Untungnya driver untuk TV-Box ini sudah tersedia untuk Linux (saya pakai Fedora 9). Begitu selesai download (sekitar 2,5 MB dengan kompresi .tar.gz) langsung extract (jadi 11,7 MB), kemudian memodifikasi driver agar dapat mengenali jenis TV-Box tersebut, terus langsung compile. Cuma ketemu dua error deprecated tags yang bisa diakali dengan memberi komentar pada baris yang dideprecate. Setelah selesai kompilasi, terus install, pasang kabel USB, install TVTime, scan channel lewat terminal, terus jalan deh. Nih screenshotnya:


Hampir tidak ada kendala dalam installasi, namun driver yang digunakan oleh TV-Box ini ternyata menimpa module videodev bawaan default kernel. Dengan kondisi ini, driver webcam Microdia (experimental) yang saya gunakan jadi tidak bisa diload (keluar error segmentation fault).

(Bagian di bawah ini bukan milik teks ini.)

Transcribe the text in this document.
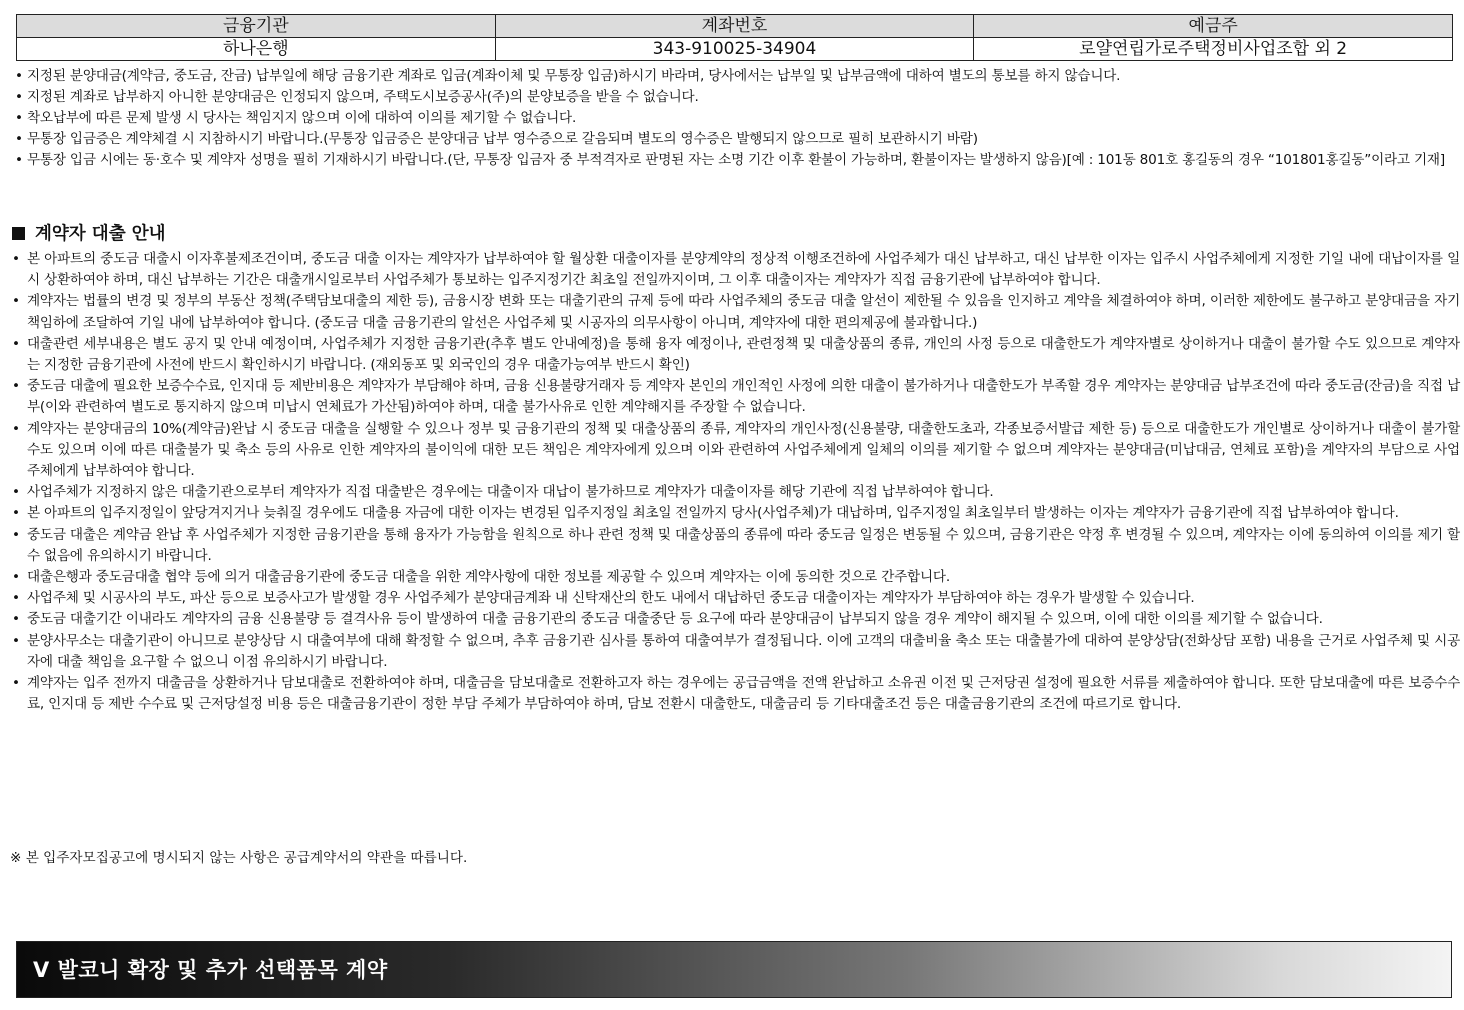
금융기관	계좌번호	예금주
하나은행	343-910025-34904	로얄연립가로주택정비사업조합 외 2
• 지정된 분양대금(계약금, 중도금, 잔금) 납부일에 해당 금융기관 계좌로 입금(계좌이체 및 무통장 입금)하시기 바라며, 당사에서는 납부일 및 납부금액에 대하여 별도의 통보를 하지 않습니다.
• 지정된 계좌로 납부하지 아니한 분양대금은 인정되지 않으며, 주택도시보증공사(주)의 분양보증을 받을 수 없습니다.
• 착오납부에 따른 문제 발생 시 당사는 책임지지 않으며 이에 대하여 이의를 제기할 수 없습니다.
• 무통장 입금증은 계약체결 시 지참하시기 바랍니다.(무통장 입금증은 분양대금 납부 영수증으로 갈음되며 별도의 영수증은 발행되지 않으므로 필히 보관하시기 바람)
• 무통장 입금 시에는 동·호수 및 계약자 성명을 필히 기재하시기 바랍니다.(단, 무통장 입금자 중 부적격자로 판명된 자는 소명 기간 이후 환불이 가능하며, 환불이자는 발생하지 않음)[예 : 101동 801호 홍길동의 경우 “101801홍길동”이라고 기재]
계약자 대출 안내
• 본 아파트의 중도금 대출시 이자후불제조건이며, 중도금 대출 이자는 계약자가 납부하여야 할 월상환 대출이자를 분양계약의 정상적 이행조건하에 사업주체가 대신 납부하고, 대신 납부한 이자는 입주시 사업주체에게 지정한 기일 내에 대납이자를 일시 상환하여야 하며, 대신 납부하는 기간은 대출개시일로부터 사업주체가 통보하는 입주지정기간 최초일 전일까지이며, 그 이후 대출이자는 계약자가 직접 금융기관에 납부하여야 합니다.
• 계약자는 법률의 변경 및 정부의 부동산 정책(주택담보대출의 제한 등), 금융시장 변화 또는 대출기관의 규제 등에 따라 사업주체의 중도금 대출 알선이 제한될 수 있음을 인지하고 계약을 체결하여야 하며, 이러한 제한에도 불구하고 분양대금을 자기 책임하에 조달하여 기일 내에 납부하여야 합니다. (중도금 대출 금융기관의 알선은 사업주체 및 시공자의 의무사항이 아니며, 계약자에 대한 편의제공에 불과합니다.)
• 대출관련 세부내용은 별도 공지 및 안내 예정이며, 사업주체가 지정한 금융기관(추후 별도 안내예정)을 통해 융자 예정이나, 관련정책 및 대출상품의 종류, 개인의 사정 등으로 대출한도가 계약자별로 상이하거나 대출이 불가할 수도 있으므로 계약자는 지정한 금융기관에 사전에 반드시 확인하시기 바랍니다. (재외동포 및 외국인의 경우 대출가능여부 반드시 확인)
• 중도금 대출에 필요한 보증수수료, 인지대 등 제반비용은 계약자가 부담해야 하며, 금융 신용불량거래자 등 계약자 본인의 개인적인 사정에 의한 대출이 불가하거나 대출한도가 부족할 경우 계약자는 분양대금 납부조건에 따라 중도금(잔금)을 직접 납부(이와 관련하여 별도로 통지하지 않으며 미납시 연체료가 가산됨)하여야 하며, 대출 불가사유로 인한 계약해지를 주장할 수 없습니다.
• 계약자는 분양대금의 10%(계약금)완납 시 중도금 대출을 실행할 수 있으나 정부 및 금융기관의 정책 및 대출상품의 종류, 계약자의 개인사정(신용불량, 대출한도초과, 각종보증서발급 제한 등) 등으로 대출한도가 개인별로 상이하거나 대출이 불가할 수도 있으며 이에 따른 대출불가 및 축소 등의 사유로 인한 계약자의 불이익에 대한 모든 책임은 계약자에게 있으며 이와 관련하여 사업주체에게 일체의 이의를 제기할 수 없으며 계약자는 분양대금(미납대금, 연체료 포함)을 계약자의 부담으로 사업주체에게 납부하여야 합니다.
• 사업주체가 지정하지 않은 대출기관으로부터 계약자가 직접 대출받은 경우에는 대출이자 대납이 불가하므로 계약자가 대출이자를 해당 기관에 직접 납부하여야 합니다.
• 본 아파트의 입주지정일이 앞당겨지거나 늦춰질 경우에도 대출용 자금에 대한 이자는 변경된 입주지정일 최초일 전일까지 당사(사업주체)가 대납하며, 입주지정일 최초일부터 발생하는 이자는 계약자가 금융기관에 직접 납부하여야 합니다.
• 중도금 대출은 계약금 완납 후 사업주체가 지정한 금융기관을 통해 융자가 가능함을 원칙으로 하나 관련 정책 및 대출상품의 종류에 따라 중도금 일정은 변동될 수 있으며, 금융기관은 약정 후 변경될 수 있으며, 계약자는 이에 동의하여 이의를 제기 할 수 없음에 유의하시기 바랍니다.
• 대출은행과 중도금대출 협약 등에 의거 대출금융기관에 중도금 대출을 위한 계약사항에 대한 정보를 제공할 수 있으며 계약자는 이에 동의한 것으로 간주합니다.
• 사업주체 및 시공사의 부도, 파산 등으로 보증사고가 발생할 경우 사업주체가 분양대금계좌 내 신탁재산의 한도 내에서 대납하던 중도금 대출이자는 계약자가 부담하여야 하는 경우가 발생할 수 있습니다.
• 중도금 대출기간 이내라도 계약자의 금융 신용불량 등 결격사유 등이 발생하여 대출 금융기관의 중도금 대출중단 등 요구에 따라 분양대금이 납부되지 않을 경우 계약이 해지될 수 있으며, 이에 대한 이의를 제기할 수 없습니다.
• 분양사무소는 대출기관이 아니므로 분양상담 시 대출여부에 대해 확정할 수 없으며, 추후 금융기관 심사를 통하여 대출여부가 결정됩니다. 이에 고객의 대출비율 축소 또는 대출불가에 대하여 분양상담(전화상담 포함) 내용을 근거로 사업주체 및 시공자에 대출 책임을 요구할 수 없으니 이점 유의하시기 바랍니다.
• 계약자는 입주 전까지 대출금을 상환하거나 담보대출로 전환하여야 하며, 대출금을 담보대출로 전환하고자 하는 경우에는 공급금액을 전액 완납하고 소유권 이전 및 근저당권 설정에 필요한 서류를 제출하여야 합니다. 또한 담보대출에 따른 보증수수료, 인지대 등 제반 수수료 및 근저당설정 비용 등은 대출금융기관이 정한 부담 주체가 부담하여야 하며, 담보 전환시 대출한도, 대출금리 등 기타대출조건 등은 대출금융기관의 조건에 따르기로 합니다.
※ 본 입주자모집공고에 명시되지 않는 사항은 공급계약서의 약관을 따릅니다.
V 발코니 확장 및 추가 선택품목 계약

Saya coba mengubah sendiri source code videodev.c dan semua yang terkait dengan modul tersebut, namun tidak menemukan titik terang. Akhirnya, seperti apa yang dikatakan istri saya ...

"Hidup Harus Memilih"

Dan untuk saat ini, saya lebih memilih menjalankan TV-Tuner saya daripada mengaktifkan webcam saya sambil menunggu dukungan untuk kedua hardware ini dikemudian hari.